Joe took Minnie in, swaying gently, looking her up and down.
“Come on, Minnie,” he said thickly. “I’ve got your winnings here. Ten bob. Nothing to what I’ll get you tomorrow.”
“Oh,” said Minnie in a disillusioned voice. “You all want the same thing.”
“Come on,” said Joe.
Minnie came on. Joe didn’t buy himself a hat that night. But because of that night he bought several later on.
TWENTY
The trees of the Avenue stood silent in the teeming rain, their smoke-grimed branches dripping water, vague dismal shapes, like mourning women, lining the Avenue in the dank twilight, weeping. But David, walking quickly up the wet pathway, paid no attention to the weeping trees. His head was bent, his expression concentrated and fixed. Under the stress of some positive emotion, he entered the grounds of the Law, rang the bell and waited. In a moment the door was opened, not by Ann, the maid, but by Hilda Barras, and at the sight of him she flushed unexpectedly.
“You’re early!” she exclaimed, controlling herself immediately. “Much too early. Arthur’s with father in the study.”
He entered the hall and took off his wet coat.
“I came early because I wanted to see your father.”
“Father?” For all her assumption of irony she observed his face intently. “You sound serious.”
“Do I?”
“Yes, quite painfully serious.”
He felt the sarcasm in her voice but he did not answer. Somehow he liked Hilda, her uncompromising rudeness was at least sincere. A pause followed. Though clearly she was curious to know what was in his mind she did not press him further. Indifferently she remarked:
“They’re in the study then, as I said.”
“May I go up?”
She shrugged her shoulders without answering. He was conscious of her dark eyes upon his, then she spun upon her heel and was gone. He stood for a moment collecting himself before ascending the stairs. Then he knocked and went into the study.
The room was brightly lit and warm; a good fire blazed on the hearth. Barras was seated at the desk, while Arthur stood beside the fireplace, in front of him. As David entered Arthur smiled in his usual friendly manner, but Barras’s welcome was much less cordial. He swung round his padded leather chair and stared at David with a blank inquiry.
“Well?” he said abruptly, “what is it?”
David looked from one to the other. He compressed his lips firmly.
“I wanted to have a word with you,” he said to Barras.
Richard Barras lay back in his chair. He was, actually, in an excellent humour.
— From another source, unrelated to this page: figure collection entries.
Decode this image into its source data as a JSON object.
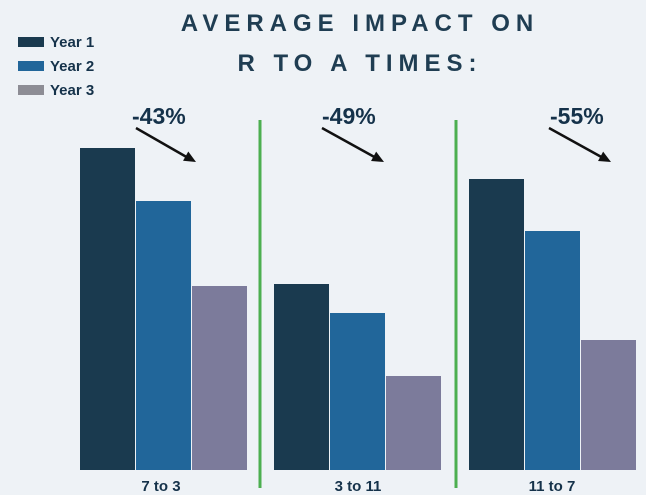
{
  "title": [
    "AVERAGE IMPACT ON",
    "R TO A TIMES:"
  ],
  "legend": [
    {
      "label": "Year 1",
      "color": "#1a3a4f"
    },
    {
      "label": "Year 2",
      "color": "#21669a"
    },
    {
      "label": "Year 3",
      "color": "#7c7b9b"
    }
  ],
  "annotations": [
    "-43%",
    "-49%",
    "-55%"
  ],
  "chart_data": {
    "type": "bar",
    "title": "AVERAGE IMPACT ON R TO A TIMES:",
    "categories": [
      "7 to 3",
      "3 to 11",
      "11 to 7"
    ],
    "series": [
      {
        "name": "Year 1",
        "values": [
          322,
          186,
          291
        ]
      },
      {
        "name": "Year 2",
        "values": [
          269,
          157,
          239
        ]
      },
      {
        "name": "Year 3",
        "values": [
          184,
          94,
          130
        ]
      }
    ],
    "ylim": [
      0,
      340
    ],
    "annotations": [
      "-43%",
      "-49%",
      "-55%"
    ],
    "grid": false,
    "legend_position": "top-left",
    "separator_color": "#4caf50"
  }
}
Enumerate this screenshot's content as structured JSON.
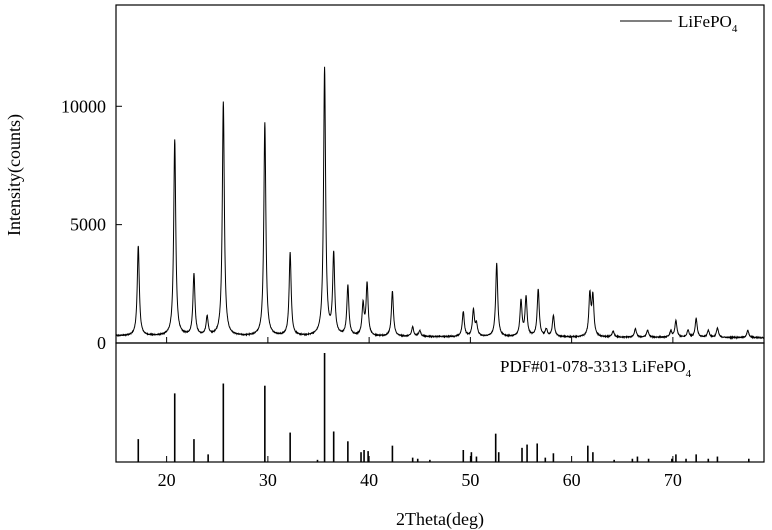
{
  "chart_data": {
    "type": "line",
    "xlabel": "2Theta(deg)",
    "ylabel": "Intensity(counts)",
    "xlim": [
      15,
      79
    ],
    "x_ticks": [
      20,
      30,
      40,
      50,
      60,
      70
    ],
    "y_ticks": [
      0,
      5000,
      10000
    ],
    "ylim": [
      0,
      12800
    ],
    "grid": false,
    "legend": {
      "position": "top-right",
      "label_main": "LiFePO",
      "label_sub": "4"
    },
    "reference_label": {
      "main": "PDF#01-078-3313 LiFePO",
      "sub": "4"
    },
    "colors": {
      "line": "#000000",
      "legend_line": "#555555"
    },
    "baseline": 300,
    "peak_width": 0.12,
    "series": [
      {
        "name": "LiFePO4",
        "peaks": [
          [
            17.2,
            3800
          ],
          [
            20.8,
            8300
          ],
          [
            22.7,
            2600
          ],
          [
            24.0,
            800
          ],
          [
            25.6,
            9900
          ],
          [
            29.7,
            9000
          ],
          [
            32.2,
            3500
          ],
          [
            35.6,
            11300
          ],
          [
            36.5,
            3400
          ],
          [
            37.9,
            2100
          ],
          [
            39.4,
            1300
          ],
          [
            39.8,
            2200
          ],
          [
            42.3,
            1900
          ],
          [
            44.3,
            400
          ],
          [
            45.0,
            250
          ],
          [
            49.3,
            1050
          ],
          [
            50.3,
            1100
          ],
          [
            50.6,
            500
          ],
          [
            52.6,
            3100
          ],
          [
            55.0,
            1500
          ],
          [
            55.5,
            1650
          ],
          [
            56.7,
            2000
          ],
          [
            57.5,
            300
          ],
          [
            58.2,
            900
          ],
          [
            61.8,
            1750
          ],
          [
            62.1,
            1650
          ],
          [
            64.1,
            250
          ],
          [
            66.3,
            350
          ],
          [
            67.5,
            300
          ],
          [
            69.8,
            250
          ],
          [
            70.3,
            700
          ],
          [
            71.5,
            300
          ],
          [
            72.3,
            800
          ],
          [
            73.5,
            300
          ],
          [
            74.4,
            400
          ],
          [
            77.4,
            300
          ]
        ]
      }
    ],
    "reference_sticks": [
      [
        17.2,
        0.21
      ],
      [
        20.8,
        0.63
      ],
      [
        22.7,
        0.21
      ],
      [
        24.1,
        0.07
      ],
      [
        25.6,
        0.72
      ],
      [
        29.7,
        0.7
      ],
      [
        32.2,
        0.27
      ],
      [
        34.9,
        0.02
      ],
      [
        35.6,
        1.0
      ],
      [
        36.5,
        0.28
      ],
      [
        37.9,
        0.19
      ],
      [
        39.2,
        0.09
      ],
      [
        39.5,
        0.11
      ],
      [
        39.9,
        0.1
      ],
      [
        42.3,
        0.15
      ],
      [
        44.3,
        0.04
      ],
      [
        44.8,
        0.03
      ],
      [
        46.0,
        0.02
      ],
      [
        49.3,
        0.11
      ],
      [
        50.1,
        0.09
      ],
      [
        50.6,
        0.05
      ],
      [
        52.5,
        0.26
      ],
      [
        52.8,
        0.09
      ],
      [
        55.1,
        0.13
      ],
      [
        55.6,
        0.16
      ],
      [
        56.6,
        0.17
      ],
      [
        57.4,
        0.04
      ],
      [
        58.2,
        0.08
      ],
      [
        61.6,
        0.15
      ],
      [
        62.1,
        0.09
      ],
      [
        64.2,
        0.02
      ],
      [
        66.0,
        0.03
      ],
      [
        66.5,
        0.05
      ],
      [
        67.6,
        0.03
      ],
      [
        69.9,
        0.03
      ],
      [
        70.3,
        0.07
      ],
      [
        71.3,
        0.03
      ],
      [
        72.3,
        0.07
      ],
      [
        73.5,
        0.03
      ],
      [
        74.4,
        0.05
      ],
      [
        77.5,
        0.03
      ]
    ]
  }
}
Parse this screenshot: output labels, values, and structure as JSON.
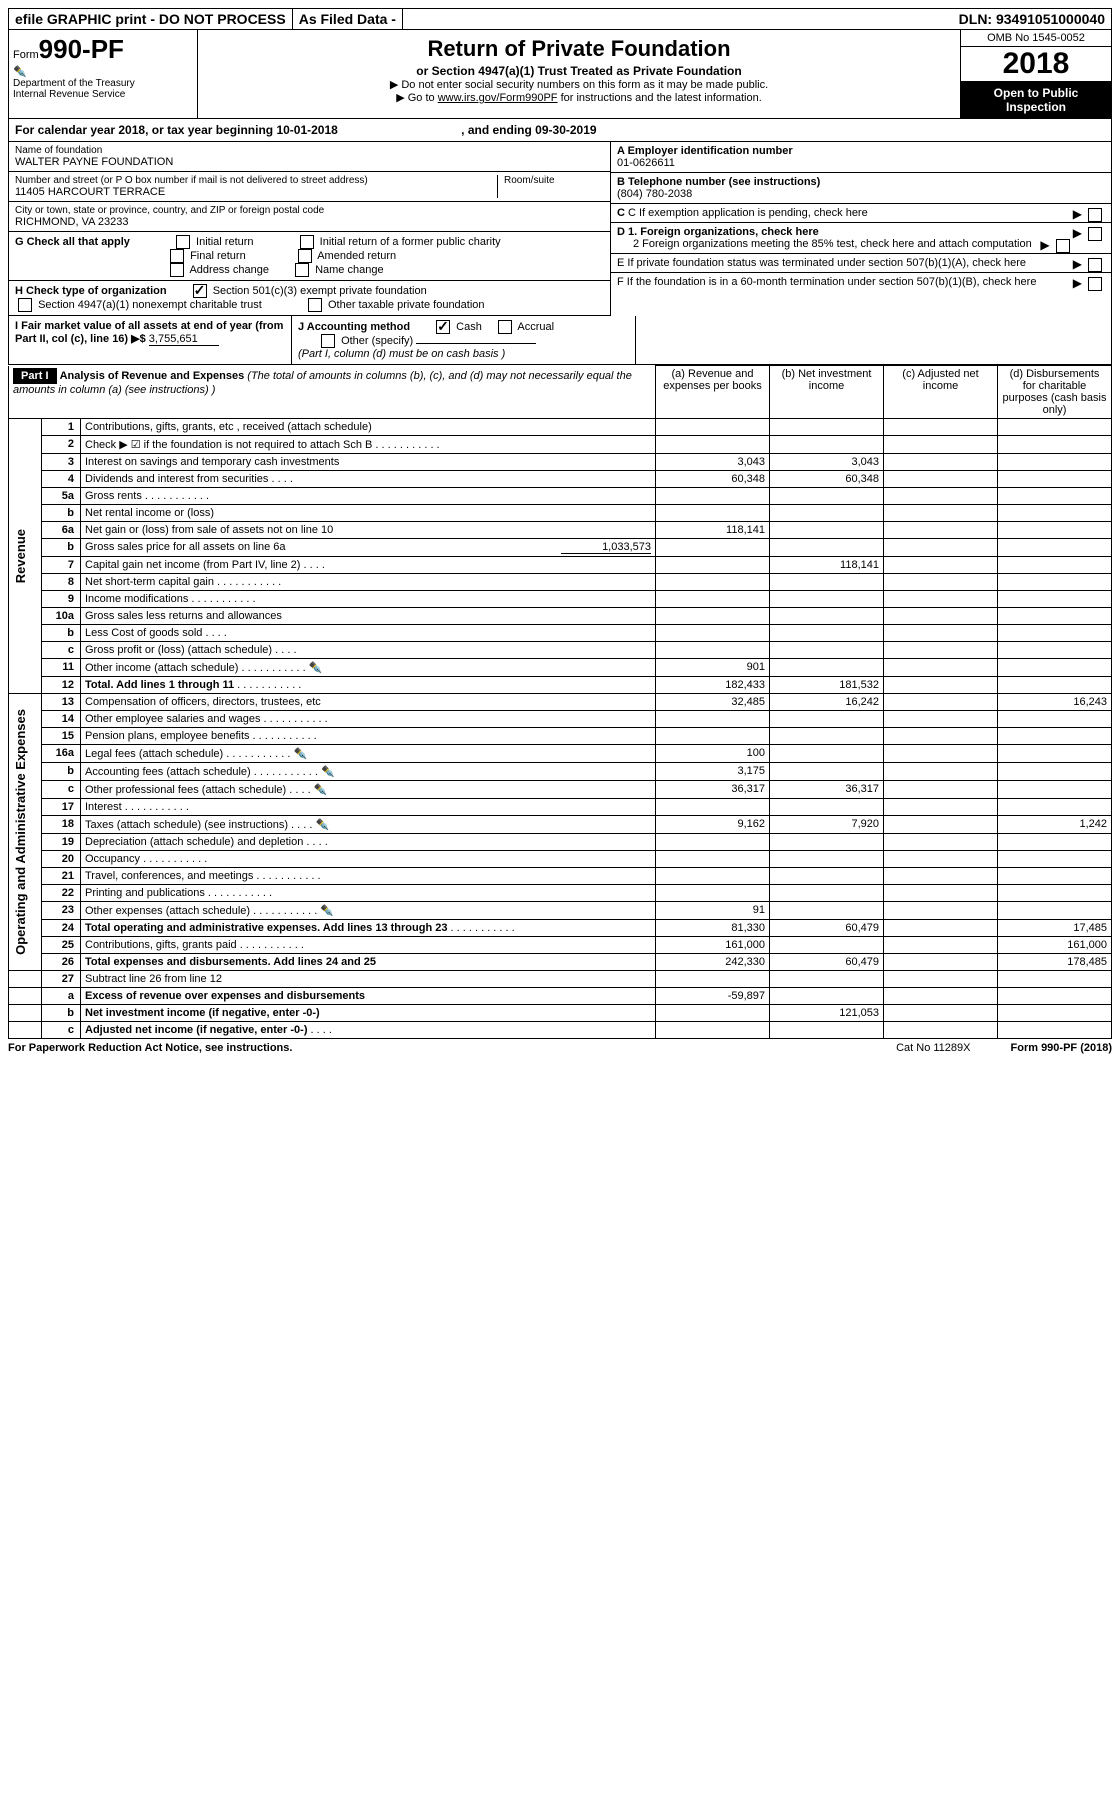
{
  "efile": {
    "left": "efile GRAPHIC print - DO NOT PROCESS",
    "mid": "As Filed Data -",
    "right": "DLN: 93491051000040"
  },
  "header": {
    "form_prefix": "Form",
    "form_num": "990-PF",
    "dept": "Department of the Treasury",
    "irs": "Internal Revenue Service",
    "title": "Return of Private Foundation",
    "subtitle": "or Section 4947(a)(1) Trust Treated as Private Foundation",
    "note1": "▶ Do not enter social security numbers on this form as it may be made public.",
    "note2_a": "▶ Go to ",
    "note2_link": "www.irs.gov/Form990PF",
    "note2_b": " for instructions and the latest information.",
    "omb": "OMB No  1545-0052",
    "year": "2018",
    "open": "Open to Public Inspection"
  },
  "calyear": {
    "text_a": "For calendar year 2018, or tax year beginning 10-01-2018",
    "text_b": ", and ending 09-30-2019"
  },
  "id": {
    "name_label": "Name of foundation",
    "name": "WALTER PAYNE FOUNDATION",
    "addr_label": "Number and street (or P O  box number if mail is not delivered to street address)",
    "addr_room": "Room/suite",
    "addr": "11405 HARCOURT TERRACE",
    "city_label": "City or town, state or province, country, and ZIP or foreign postal code",
    "city": "RICHMOND, VA  23233",
    "ein_label": "A Employer identification number",
    "ein": "01-0626611",
    "phone_label": "B Telephone number (see instructions)",
    "phone": "(804) 780-2038",
    "c": "C If exemption application is pending, check here",
    "d1": "D 1. Foreign organizations, check here",
    "d2": "2  Foreign organizations meeting the 85% test, check here and attach computation",
    "e": "E  If private foundation status was terminated under section 507(b)(1)(A), check here",
    "f": "F  If the foundation is in a 60-month termination under section 507(b)(1)(B), check here",
    "g": "G Check all that apply",
    "g_opts": [
      "Initial return",
      "Initial return of a former public charity",
      "Final return",
      "Amended return",
      "Address change",
      "Name change"
    ],
    "h": "H Check type of organization",
    "h_opts": [
      "Section 501(c)(3) exempt private foundation",
      "Section 4947(a)(1) nonexempt charitable trust",
      "Other taxable private foundation"
    ],
    "i_a": "I Fair market value of all assets at end of year (from Part II, col  (c), line 16) ▶$",
    "i_val": "3,755,651",
    "j": "J Accounting method",
    "j_cash": "Cash",
    "j_accrual": "Accrual",
    "j_other": "Other (specify)",
    "j_note": "(Part I, column (d) must be on cash basis )"
  },
  "part1": {
    "label": "Part I",
    "title": "Analysis of Revenue and Expenses",
    "note": " (The total of amounts in columns (b), (c), and (d) may not necessarily equal the amounts in column (a) (see instructions) )",
    "cols": {
      "a": "(a)    Revenue and expenses per books",
      "b": "(b)    Net investment income",
      "c": "(c)   Adjusted net income",
      "d": "(d)   Disbursements for charitable purposes (cash basis only)"
    },
    "rot_rev": "Revenue",
    "rot_exp": "Operating and Administrative Expenses"
  },
  "rows": [
    {
      "n": "1",
      "d": "Contributions, gifts, grants, etc , received (attach schedule)",
      "a": "",
      "b": "",
      "c": "",
      "e": ""
    },
    {
      "n": "2",
      "d": "Check ▶ ☑ if the foundation is not required to attach Sch  B",
      "dots": true,
      "a": "",
      "b": "",
      "c": "",
      "e": ""
    },
    {
      "n": "3",
      "d": "Interest on savings and temporary cash investments",
      "a": "3,043",
      "b": "3,043",
      "c": "",
      "e": ""
    },
    {
      "n": "4",
      "d": "Dividends and interest from securities",
      "dots": "s",
      "a": "60,348",
      "b": "60,348",
      "c": "",
      "e": ""
    },
    {
      "n": "5a",
      "d": "Gross rents",
      "dots": true,
      "a": "",
      "b": "",
      "c": "",
      "e": ""
    },
    {
      "n": "b",
      "d": "Net rental income or (loss)",
      "a": "",
      "b": "",
      "c": "",
      "e": ""
    },
    {
      "n": "6a",
      "d": "Net gain or (loss) from sale of assets not on line 10",
      "a": "118,141",
      "b": "",
      "c": "",
      "e": ""
    },
    {
      "n": "b",
      "d": "Gross sales price for all assets on line 6a",
      "inline": "1,033,573",
      "a": "",
      "b": "",
      "c": "",
      "e": ""
    },
    {
      "n": "7",
      "d": "Capital gain net income (from Part IV, line 2)",
      "dots": "s",
      "a": "",
      "b": "118,141",
      "c": "",
      "e": ""
    },
    {
      "n": "8",
      "d": "Net short-term capital gain",
      "dots": true,
      "a": "",
      "b": "",
      "c": "",
      "e": ""
    },
    {
      "n": "9",
      "d": "Income modifications",
      "dots": true,
      "a": "",
      "b": "",
      "c": "",
      "e": ""
    },
    {
      "n": "10a",
      "d": "Gross sales less returns and allowances",
      "a": "",
      "b": "",
      "c": "",
      "e": ""
    },
    {
      "n": "b",
      "d": "Less   Cost of goods sold",
      "dots": "s",
      "a": "",
      "b": "",
      "c": "",
      "e": ""
    },
    {
      "n": "c",
      "d": "Gross profit or (loss) (attach schedule)",
      "dots": "s",
      "a": "",
      "b": "",
      "c": "",
      "e": ""
    },
    {
      "n": "11",
      "d": "Other income (attach schedule)",
      "dots": true,
      "icon": true,
      "a": "901",
      "b": "",
      "c": "",
      "e": ""
    },
    {
      "n": "12",
      "d": "Total. Add lines 1 through 11",
      "dots": true,
      "bold": true,
      "a": "182,433",
      "b": "181,532",
      "c": "",
      "e": ""
    }
  ],
  "exp_rows": [
    {
      "n": "13",
      "d": "Compensation of officers, directors, trustees, etc",
      "a": "32,485",
      "b": "16,242",
      "c": "",
      "e": "16,243"
    },
    {
      "n": "14",
      "d": "Other employee salaries and wages",
      "dots": true,
      "a": "",
      "b": "",
      "c": "",
      "e": ""
    },
    {
      "n": "15",
      "d": "Pension plans, employee benefits",
      "dots": true,
      "a": "",
      "b": "",
      "c": "",
      "e": ""
    },
    {
      "n": "16a",
      "d": "Legal fees (attach schedule)",
      "dots": true,
      "icon": true,
      "a": "100",
      "b": "",
      "c": "",
      "e": ""
    },
    {
      "n": "b",
      "d": "Accounting fees (attach schedule)",
      "dots": true,
      "icon": true,
      "a": "3,175",
      "b": "",
      "c": "",
      "e": ""
    },
    {
      "n": "c",
      "d": "Other professional fees (attach schedule)",
      "dots": "s",
      "icon": true,
      "a": "36,317",
      "b": "36,317",
      "c": "",
      "e": ""
    },
    {
      "n": "17",
      "d": "Interest",
      "dots": true,
      "a": "",
      "b": "",
      "c": "",
      "e": ""
    },
    {
      "n": "18",
      "d": "Taxes (attach schedule) (see instructions)",
      "dots": "s",
      "icon": true,
      "a": "9,162",
      "b": "7,920",
      "c": "",
      "e": "1,242"
    },
    {
      "n": "19",
      "d": "Depreciation (attach schedule) and depletion",
      "dots": "s",
      "a": "",
      "b": "",
      "c": "",
      "e": ""
    },
    {
      "n": "20",
      "d": "Occupancy",
      "dots": true,
      "a": "",
      "b": "",
      "c": "",
      "e": ""
    },
    {
      "n": "21",
      "d": "Travel, conferences, and meetings",
      "dots": true,
      "a": "",
      "b": "",
      "c": "",
      "e": ""
    },
    {
      "n": "22",
      "d": "Printing and publications",
      "dots": true,
      "a": "",
      "b": "",
      "c": "",
      "e": ""
    },
    {
      "n": "23",
      "d": "Other expenses (attach schedule)",
      "dots": true,
      "icon": true,
      "a": "91",
      "b": "",
      "c": "",
      "e": ""
    },
    {
      "n": "24",
      "d": "Total operating and administrative expenses. Add lines 13 through 23",
      "dots": true,
      "bold": true,
      "a": "81,330",
      "b": "60,479",
      "c": "",
      "e": "17,485"
    },
    {
      "n": "25",
      "d": "Contributions, gifts, grants paid",
      "dots": true,
      "a": "161,000",
      "b": "",
      "c": "",
      "e": "161,000"
    },
    {
      "n": "26",
      "d": "Total expenses and disbursements. Add lines 24 and 25",
      "bold": true,
      "a": "242,330",
      "b": "60,479",
      "c": "",
      "e": "178,485"
    }
  ],
  "final_rows": [
    {
      "n": "27",
      "d": "Subtract line 26 from line 12"
    },
    {
      "n": "a",
      "d": "Excess of revenue over expenses and disbursements",
      "bold": true,
      "a": "-59,897"
    },
    {
      "n": "b",
      "d": "Net investment income (if negative, enter -0-)",
      "bold": true,
      "b": "121,053"
    },
    {
      "n": "c",
      "d": "Adjusted net income (if negative, enter -0-)",
      "dots": "s",
      "bold": true
    }
  ],
  "footer": {
    "left": "For Paperwork Reduction Act Notice, see instructions.",
    "mid": "Cat  No  11289X",
    "right": "Form 990-PF (2018)"
  }
}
By the afternoon post he had received a letter from the Lord Mayor of Tynecastle asking him to accept the convenership of the organisation committee in connection with the building of the new wing for the City Royal Hospital. Barras was already on the Bench, three years president of the local education committee, and now this. He was pleased, sniffing the prospect of a knighthood like a well-fed mastiff the chances of a meaty bone. In his own exquisitely precise handwriting — no such machine as a typewriter existed at the Law — he was framing a suitable acceptance. As he sat there he embodied an almost sensual satisfaction that life should be so gratifying an affair.